The probably most often repeated saying in this newsletter is that history does not repeat but it rhymes. This is even more true when it comes to markets. November and December 2023 have treated Crypto markets exceptionally well. Bitcoin is well above $40k and many Altcoins have been following. It also does not just feel like ’empty’ euphoria. Actual technological innovation is fuelling some of the run.
Bitcoin’s Taproot upgrade has added actual programmability to the Old Orange Lady Bitcoin that had never previously been open to innovation. This has enabled Ordinals, which are essentially NFTs on Bitcoin, as well as ‘BRC-20’ tokens. For the smart-contract chains, the scalability discussion is splitting clearly along the lines of monolithic vs modular. Monolithic, fast Layer-1 chains like Solana have a strong User Experience advantage versus ‘modular’ chains like Ethereum that look to Layer-2 ‘rollups’ and other scaling technology for growth. Both approaches have seen a lot of technical progress which brings with it new applications, games and more. Even NFTs are on the rise again.
On the other hand, macro events, from an apparent end of interest rate rises to the imminent approval of the first Bitcoin ETF, have aligned well in favour of crypto markets. On top of all that, the next Bitcoin Halving in April 2024 is approaching fast.
If we look at previous cycles to try and predict what will come, we can make a number of observations. Historically, the strongest part of a Bull Market has followed a Halving, not preceded it. Also historically, we have seen run-ups in BTC price in December 2017, which was then followed by the 2018/19 bear market. We have also seen the December 2020 run-up that preceded the 2021 Bull market.

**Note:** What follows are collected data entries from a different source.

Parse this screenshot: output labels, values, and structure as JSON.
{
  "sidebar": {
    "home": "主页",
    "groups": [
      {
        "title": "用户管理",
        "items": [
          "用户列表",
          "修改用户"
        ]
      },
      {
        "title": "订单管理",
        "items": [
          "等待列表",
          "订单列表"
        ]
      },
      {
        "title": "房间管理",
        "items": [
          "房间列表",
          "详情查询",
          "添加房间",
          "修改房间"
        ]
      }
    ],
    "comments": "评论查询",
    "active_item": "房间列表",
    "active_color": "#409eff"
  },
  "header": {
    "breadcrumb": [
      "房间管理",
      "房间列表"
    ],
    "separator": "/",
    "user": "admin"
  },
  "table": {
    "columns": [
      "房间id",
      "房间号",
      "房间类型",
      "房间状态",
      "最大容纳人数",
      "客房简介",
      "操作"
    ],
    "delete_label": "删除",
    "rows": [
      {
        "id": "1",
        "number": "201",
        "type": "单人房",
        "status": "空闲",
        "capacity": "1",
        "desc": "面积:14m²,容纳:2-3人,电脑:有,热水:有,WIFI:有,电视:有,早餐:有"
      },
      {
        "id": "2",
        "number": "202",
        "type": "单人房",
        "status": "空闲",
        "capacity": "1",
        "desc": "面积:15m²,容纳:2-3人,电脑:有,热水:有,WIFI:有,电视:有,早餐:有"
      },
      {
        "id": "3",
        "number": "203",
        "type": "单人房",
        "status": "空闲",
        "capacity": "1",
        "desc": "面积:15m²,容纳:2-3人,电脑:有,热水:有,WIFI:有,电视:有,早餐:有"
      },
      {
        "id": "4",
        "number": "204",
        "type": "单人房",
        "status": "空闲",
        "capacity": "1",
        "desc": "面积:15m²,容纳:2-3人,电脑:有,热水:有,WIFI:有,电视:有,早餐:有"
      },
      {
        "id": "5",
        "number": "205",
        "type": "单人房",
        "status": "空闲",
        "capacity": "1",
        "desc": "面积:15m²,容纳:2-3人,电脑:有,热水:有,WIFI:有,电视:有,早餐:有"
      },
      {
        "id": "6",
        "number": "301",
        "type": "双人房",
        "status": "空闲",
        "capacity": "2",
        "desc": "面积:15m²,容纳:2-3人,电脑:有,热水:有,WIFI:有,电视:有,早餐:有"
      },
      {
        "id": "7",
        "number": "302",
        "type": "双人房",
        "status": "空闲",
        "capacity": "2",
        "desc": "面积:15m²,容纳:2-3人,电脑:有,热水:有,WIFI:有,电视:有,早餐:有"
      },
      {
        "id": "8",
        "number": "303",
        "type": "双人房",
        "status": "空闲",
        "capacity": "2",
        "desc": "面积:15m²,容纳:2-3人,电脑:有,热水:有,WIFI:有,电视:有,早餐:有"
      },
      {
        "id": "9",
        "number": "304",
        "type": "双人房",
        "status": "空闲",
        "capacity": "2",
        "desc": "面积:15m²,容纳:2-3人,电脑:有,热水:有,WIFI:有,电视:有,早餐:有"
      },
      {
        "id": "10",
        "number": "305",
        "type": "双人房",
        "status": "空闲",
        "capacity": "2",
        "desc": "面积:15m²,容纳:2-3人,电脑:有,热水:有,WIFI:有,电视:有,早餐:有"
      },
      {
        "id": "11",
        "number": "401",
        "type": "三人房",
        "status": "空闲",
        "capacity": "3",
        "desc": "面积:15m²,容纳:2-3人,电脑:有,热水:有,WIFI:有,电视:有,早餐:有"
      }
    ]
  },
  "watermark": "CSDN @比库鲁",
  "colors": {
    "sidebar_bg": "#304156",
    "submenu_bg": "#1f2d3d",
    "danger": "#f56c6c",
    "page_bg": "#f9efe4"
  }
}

What is also interesting is that retail interest for Bitcoin and crypto is nowhere near previous levels. In December 2017 and December 2020, Bitcoin google searches were peaking. Currently they are still well below 2021 levels. At what Bitcoin price level would retail interest come back? Should interest re-emerge, price growth could accelerate further. Given the level of retail interest and the approaching halving, it may look like we are following the path of December 2020, not 2017.
This, of course, all sounds too good to be true. If there is one thing us jaded survivors of countless bear markets have learned, it is that things rarely turn out as expected. Unexpected bad news on the US regulatory side could still arrive. Or the economic environment could take a turn to the worse, which seems more likely than not. At the end of the day, without COVID Stimulus checks, with a recession on and having been burned on crypto previously, retail might also simply not have the money to invest again. There might be some rhyming but history could still end up taking a very unexpected turn in either direction.
For now though let us celebrate a merry Christmas season. After the last 2 years we have deserved it.